Although she admits a crisis such as the coronavirus epidemic, when fires are being put out in panic, is not the best time to do that, she believes UBI is urgently needed as the pandemic wreaks social and economic havoc, because it is a means of protection when social systems stop working.

The researcher at the government's macroeconomic think tank IMAD thinks Slovenia will introduce it this year, saying UBI supporters have intensively worked on it since the financial crisis for the past ten years, so they have "ideas and solutions ready".

Korošec says the measures the government is introducing to help the self-employed are not UBI. The government will cover all their social contributions and pay them what a "basic income" of 350 euro for March and 700 euro for April in case of a loss of income.

But the sociologist says these are short-term measures unsustainable in the long run, which do not constitute an optimal use of social resources, are not unconditional and do constitute a subsistence minimum.

She says those who have written the EUR 3 billion fiscal stimulus bill to mitigate Covid-19 ramifications for society "are people who are trying to put the money into preserving the existing system, not into developing a different, more sustainable system".

UBI advocates in Slovenia have been pushing for UBI for the last 15 years, often describing it as a social transfer to give people minimal existential security. But Kroščec says UBI is not just one measure, "it is a broader social paradigm, a way in which society should be organised to be resistant to crises and shocks".

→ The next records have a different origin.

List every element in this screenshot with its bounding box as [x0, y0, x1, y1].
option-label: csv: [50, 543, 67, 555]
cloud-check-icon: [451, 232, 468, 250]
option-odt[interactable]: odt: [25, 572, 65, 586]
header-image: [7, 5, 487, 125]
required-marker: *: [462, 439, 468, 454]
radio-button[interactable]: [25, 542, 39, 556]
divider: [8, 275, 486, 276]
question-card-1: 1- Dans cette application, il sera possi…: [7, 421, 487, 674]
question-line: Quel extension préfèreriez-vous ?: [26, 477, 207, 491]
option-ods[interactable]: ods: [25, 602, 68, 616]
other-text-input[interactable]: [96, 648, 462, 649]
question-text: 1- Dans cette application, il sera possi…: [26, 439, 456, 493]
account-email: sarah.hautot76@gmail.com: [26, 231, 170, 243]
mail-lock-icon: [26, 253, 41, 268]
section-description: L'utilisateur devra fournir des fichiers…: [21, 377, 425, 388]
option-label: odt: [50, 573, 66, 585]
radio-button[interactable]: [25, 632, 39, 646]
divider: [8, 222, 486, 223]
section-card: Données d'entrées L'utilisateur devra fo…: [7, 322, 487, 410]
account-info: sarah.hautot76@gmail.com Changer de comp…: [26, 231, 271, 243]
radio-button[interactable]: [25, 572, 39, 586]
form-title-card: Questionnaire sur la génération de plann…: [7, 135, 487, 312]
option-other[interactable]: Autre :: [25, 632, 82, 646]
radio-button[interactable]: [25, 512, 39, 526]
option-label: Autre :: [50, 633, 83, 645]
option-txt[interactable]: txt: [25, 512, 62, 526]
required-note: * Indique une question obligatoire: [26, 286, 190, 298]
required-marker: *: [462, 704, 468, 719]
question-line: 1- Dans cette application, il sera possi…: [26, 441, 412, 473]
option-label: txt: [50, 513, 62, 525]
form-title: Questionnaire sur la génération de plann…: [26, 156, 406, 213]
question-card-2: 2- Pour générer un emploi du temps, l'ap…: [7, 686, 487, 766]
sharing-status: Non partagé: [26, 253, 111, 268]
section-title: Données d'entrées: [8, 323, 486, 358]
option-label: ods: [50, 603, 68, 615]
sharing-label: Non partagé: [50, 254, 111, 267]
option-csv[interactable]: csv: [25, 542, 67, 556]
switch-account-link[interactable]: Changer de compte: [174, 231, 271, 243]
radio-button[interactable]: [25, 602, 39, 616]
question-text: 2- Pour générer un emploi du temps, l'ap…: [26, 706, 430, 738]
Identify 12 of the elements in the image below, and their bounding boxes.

Under the UBI paradigm, society should be organised based on three pillars, which reflect all ideals of the French Revolution: a universal or unconditional pillar, a democratic one and a market one, explains the researcher.

"The universal pillar should become the most fundamental level of social security to strengthen society's foundations, so that a society can survive, or else it can easily be crushed to pieces."

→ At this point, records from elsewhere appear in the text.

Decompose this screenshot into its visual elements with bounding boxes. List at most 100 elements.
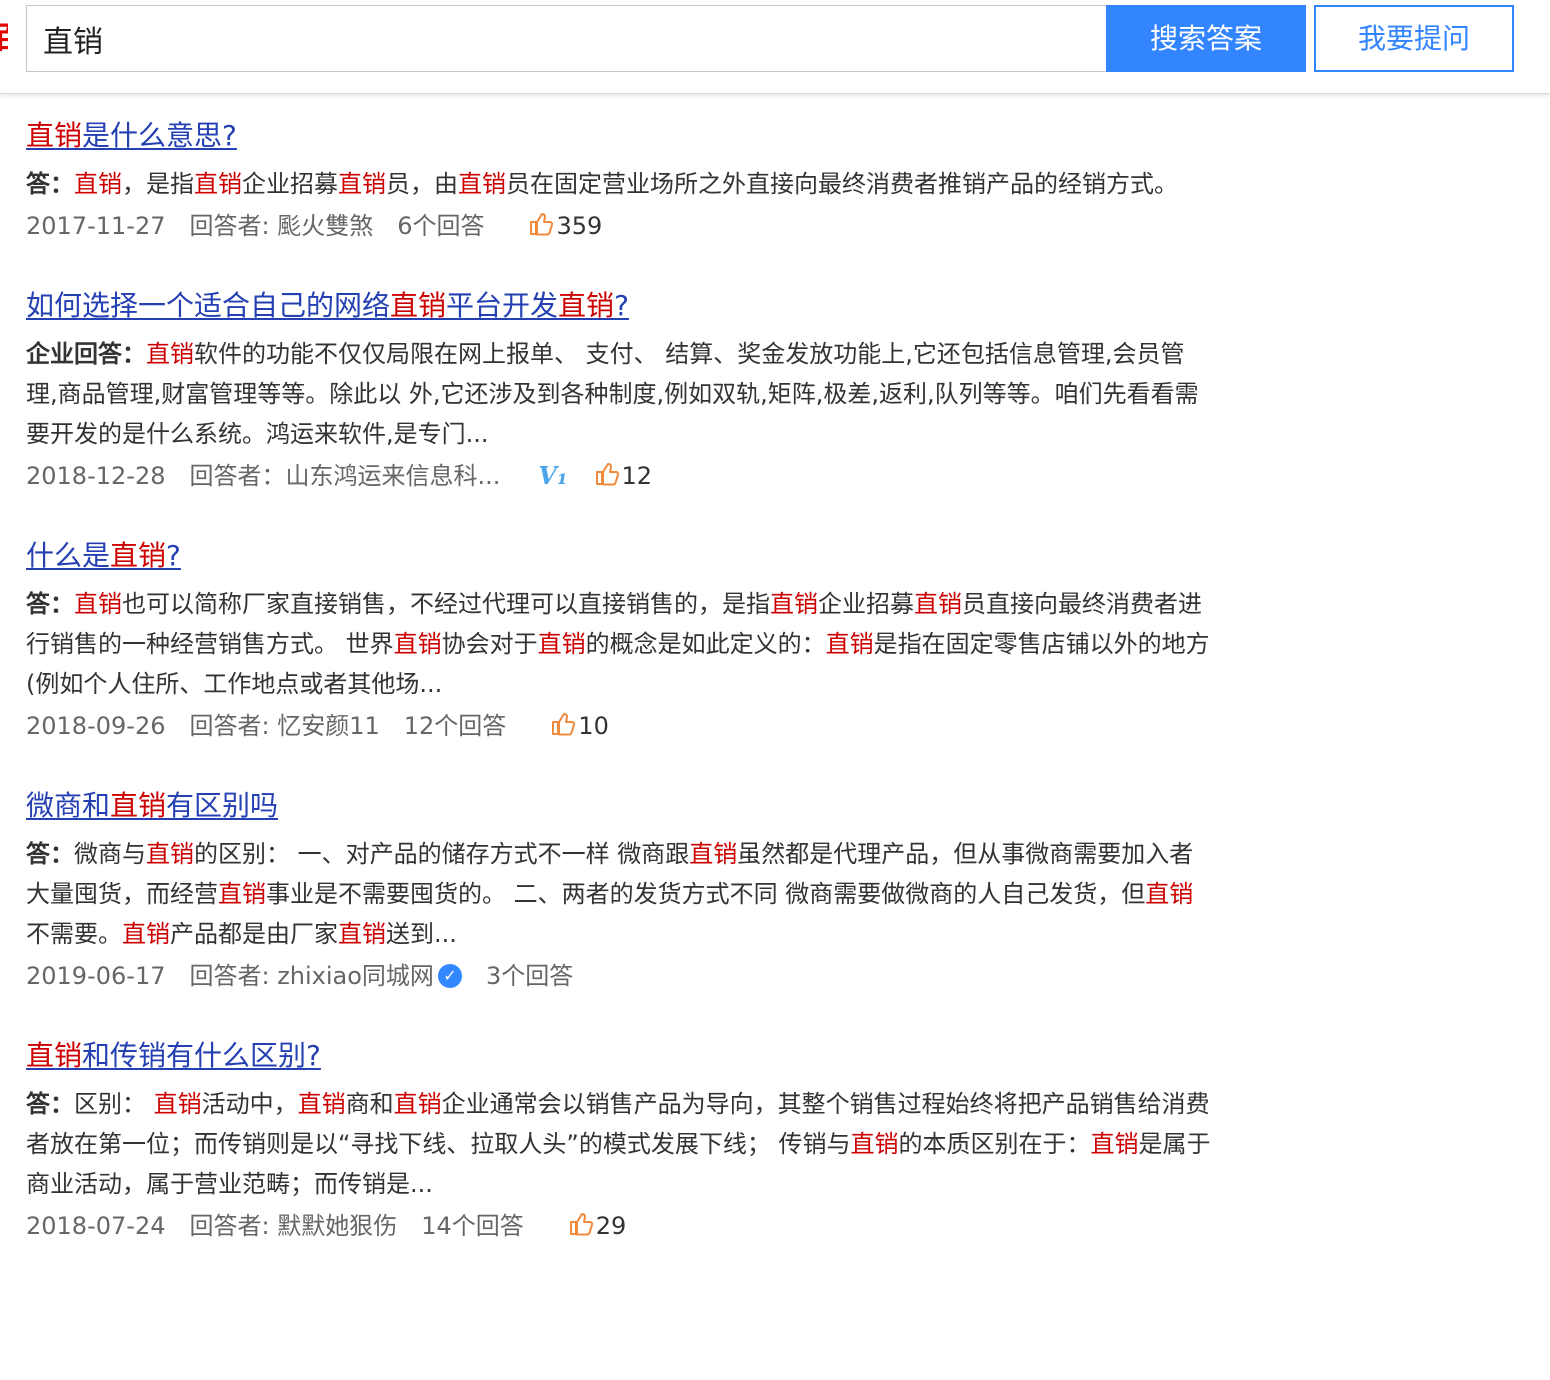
search-box[interactable] xyxy=(26,5,1108,72)
text-segment: ? xyxy=(614,289,629,322)
answer-date: 2018-09-26 xyxy=(26,712,166,740)
result-abstract: 企业回答：直销软件的功能不仅仅局限在网上报单、 支付、 结算、奖金发放功能上,它… xyxy=(26,334,1216,454)
result-title-link[interactable]: 什么是直销? xyxy=(26,534,181,578)
highlight-keyword: 直销 xyxy=(110,539,167,572)
search-input[interactable] xyxy=(43,6,1083,71)
text-segment: ，是指 xyxy=(122,170,194,198)
result-meta: 2017-11-27 回答者: 颩火雙煞 6个回答 359 xyxy=(26,204,1216,248)
answer-count[interactable]: 3个回答 xyxy=(486,954,573,998)
highlight-keyword: 直销 xyxy=(218,880,266,908)
answer-date: 2019-06-17 xyxy=(26,962,166,990)
highlight-keyword: 直销 xyxy=(122,920,170,948)
result-title-link[interactable]: 如何选择一个适合自己的网络直销平台开发直销? xyxy=(26,284,629,328)
thumbs-up-icon xyxy=(568,1207,594,1236)
answerer[interactable]: 回答者: 忆安颜11 xyxy=(189,704,379,748)
answer-count[interactable]: 6个回答 xyxy=(397,204,484,248)
like-count[interactable]: 12 xyxy=(594,454,652,498)
highlight-keyword: 直销 xyxy=(914,590,962,618)
text-segment: 产品都是由厂家 xyxy=(170,920,338,948)
answerer[interactable]: 回答者：山东鸿运来信息科... xyxy=(189,454,500,498)
text-segment: 微商与 xyxy=(74,840,146,868)
text-segment: 如何选择一个适合自己的网络 xyxy=(26,289,391,322)
answer-count[interactable]: 14个回答 xyxy=(421,1204,524,1248)
result-abstract: 答：区别： 直销活动中，直销商和直销企业通常会以销售产品为导向，其整个销售过程始… xyxy=(26,1084,1216,1204)
result-item: 微商和直销有区别吗 答：微商与直销的区别： 一、对产品的储存方式不一样 微商跟直销… xyxy=(26,784,1216,998)
text-segment: ? xyxy=(166,539,181,572)
text-segment: 事业是不需要囤货的。 二、两者的发货方式不同 微商需要做微商的人自己发货，但 xyxy=(266,880,1146,908)
text-segment: 商和 xyxy=(345,1090,394,1118)
highlight-keyword: 直销 xyxy=(390,289,447,322)
text-segment: 平台开发 xyxy=(446,289,559,322)
like-count[interactable]: 359 xyxy=(528,204,602,248)
highlight-keyword: 直销 xyxy=(850,1130,899,1158)
result-abstract: 答：直销也可以简称厂家直接销售，不经过代理可以直接销售的，是指直销企业招募直销员… xyxy=(26,584,1216,704)
text-segment: 是什么意思? xyxy=(82,119,237,152)
result-item: 什么是直销? 答：直销也可以简称厂家直接销售，不经过代理可以直接销售的，是指直销… xyxy=(26,534,1216,748)
results-list: 直销是什么意思? 答：直销，是指直销企业招募直销员，由直销员在固定营业场所之外直… xyxy=(26,114,1216,1284)
result-meta: 2018-09-26 回答者: 忆安颜11 12个回答 10 xyxy=(26,704,1216,748)
answerer[interactable]: 回答者: zhixiao同城网 xyxy=(189,954,433,998)
text-segment: 什么是 xyxy=(26,539,111,572)
thumbs-up-icon xyxy=(594,457,620,486)
highlight-keyword: 直销 xyxy=(338,170,386,198)
result-meta: 2019-06-17 回答者: zhixiao同城网 ✓ 3个回答 xyxy=(26,954,1216,998)
answer-count[interactable]: 12个回答 xyxy=(404,704,507,748)
result-item: 如何选择一个适合自己的网络直销平台开发直销? 企业回答：直销软件的功能不仅仅局限在… xyxy=(26,284,1216,498)
text-segment: 协会对于 xyxy=(441,630,538,658)
like-count[interactable]: 10 xyxy=(550,704,609,748)
highlight-keyword: 直销 xyxy=(74,170,122,198)
ask-question-button[interactable]: 我要提问 xyxy=(1314,5,1514,72)
highlight-keyword: 直销 xyxy=(1090,1130,1139,1158)
like-number: 10 xyxy=(578,712,609,740)
result-abstract: 答：微商与直销的区别： 一、对产品的储存方式不一样 微商跟直销虽然都是代理产品，… xyxy=(26,834,1216,954)
highlight-keyword: 直销 xyxy=(146,340,194,368)
text-segment: 企业招募 xyxy=(818,590,914,618)
highlight-keyword: 直销 xyxy=(297,1090,346,1118)
text-segment: 的本质区别在于： xyxy=(898,1130,1091,1158)
text-segment: 也可以简称厂家直接销售，不经过代理可以直接销售的，是指 xyxy=(122,590,770,618)
answerer[interactable]: 回答者: 颩火雙煞 xyxy=(189,204,373,248)
highlight-keyword: 直销 xyxy=(689,840,738,868)
answer-prefix: 答： xyxy=(26,590,74,618)
result-title-link[interactable]: 直销和传销有什么区别? xyxy=(26,1034,321,1078)
text-segment: 区别： xyxy=(74,1090,154,1118)
logo[interactable]: 百 xyxy=(0,22,8,56)
highlight-keyword: 直销 xyxy=(146,840,194,868)
like-number: 359 xyxy=(556,212,603,240)
highlight-keyword: 直销 xyxy=(393,630,442,658)
result-meta: 2018-07-24 回答者: 默默她狠伤 14个回答 29 xyxy=(26,1204,1216,1248)
text-segment: 软件的功能不仅仅局限在网上报单、 支付、 结算、奖金发放功能上,它还包括信息管理… xyxy=(26,340,1199,448)
answer-date: 2017-11-27 xyxy=(26,212,166,240)
highlight-keyword: 直销 xyxy=(537,630,586,658)
highlight-keyword: 直销 xyxy=(338,920,386,948)
answer-date: 2018-12-28 xyxy=(26,462,166,490)
highlight-keyword: 直销 xyxy=(26,1039,83,1072)
result-meta: 2018-12-28 回答者：山东鸿运来信息科... V₁ 12 xyxy=(26,454,1216,498)
highlight-keyword: 直销 xyxy=(153,1090,202,1118)
answerer[interactable]: 回答者: 默默她狠伤 xyxy=(189,1204,397,1248)
answer-date: 2018-07-24 xyxy=(26,1212,166,1240)
answer-prefix: 答： xyxy=(26,840,74,868)
highlight-keyword: 直销 xyxy=(74,590,122,618)
text-segment: 送到... xyxy=(386,920,457,948)
highlight-keyword: 直销 xyxy=(194,170,242,198)
like-count[interactable]: 29 xyxy=(568,1204,626,1248)
answer-prefix: 答： xyxy=(26,1090,74,1118)
result-title-link[interactable]: 直销是什么意思? xyxy=(26,114,237,158)
highlight-keyword: 直销 xyxy=(1145,880,1194,908)
text-segment: 企业招募 xyxy=(242,170,338,198)
text-segment: 有区别吗 xyxy=(166,789,279,822)
result-title-link[interactable]: 微商和直销有区别吗 xyxy=(26,784,278,828)
search-answers-button[interactable]: 搜索答案 xyxy=(1106,5,1306,72)
highlight-keyword: 直销 xyxy=(558,289,615,322)
text-segment: 的区别： 一、对产品的储存方式不一样 微商跟 xyxy=(194,840,690,868)
text-segment: 的概念是如此定义的： xyxy=(585,630,826,658)
text-segment: 微商和 xyxy=(26,789,111,822)
text-segment: 员，由 xyxy=(386,170,458,198)
highlight-keyword: 直销 xyxy=(770,590,818,618)
highlight-keyword: 直销 xyxy=(110,789,167,822)
verified-check-icon: ✓ xyxy=(437,964,462,988)
result-item: 直销和传销有什么区别? 答：区别： 直销活动中，直销商和直销企业通常会以销售产品… xyxy=(26,1034,1216,1248)
thumbs-up-icon xyxy=(528,207,554,236)
result-item: 直销是什么意思? 答：直销，是指直销企业招募直销员，由直销员在固定营业场所之外直… xyxy=(26,114,1216,248)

Korošec, Slovenia's representatives on the international and European UBI networks, BIEN and UBIE, says UBIE would like UBI to be introduced in at least one European country by 2020 and in five by 2025.

"Countries are actually competing which one will be the first and best in introducing the most optimal UBI solution." And although Canada seems to be the closest, having experimented with UBI already in the 1970s, Korošec expects Slovenia to be actually the first country in Europe to introduce it this year.

"Perhaps we won't call it UBI, but we will have to introduce policies based on the basic principle of every public policy taking care of all people universally, this will be the staring point."

Korošec believes Slovenia's EU presidency in 2021 is "an excellent opportunity to start developing such a progressive idea and become a beacon for the EU".

Slovenia is small enough, lies "at the crossroads of Slavic, Romance and Germanic nations" and is "in many ways reminiscent of Scandinavian countries", so it could well "unite and lead the way in post-coronavirus- and post-Brexit Europe".

"However, if European society is not clever enough to introduce UBI now, there will be no more EU in ten year's time," the doctor of sociology says.

In 2010 Korošec drafted a proposal to introduce UBI in Slovenia, which was then used by Belgium to introduce a universal child allowance.

The proposal was based on the idea to redistribute existing budget revenue, or in a revenue-neutral manner, which she says was corroborated as feasible by IMF and OECD studies.

In the last ten years Korošec has significantly rethought how it would make sense to introduce UBI. She has started considering not only UBI financed by the state in cash but also the introduction of universal basic resources. Today her thinking thus revolves around local UBI, a universal child allowance for all children in the same amount, as well as energy UBI.

"At a time when we don't know how the world will revolve, this is particularly important. Instead of money we want to give people a warm apartment or guaranteed electricity that must come from renewable sources," she said.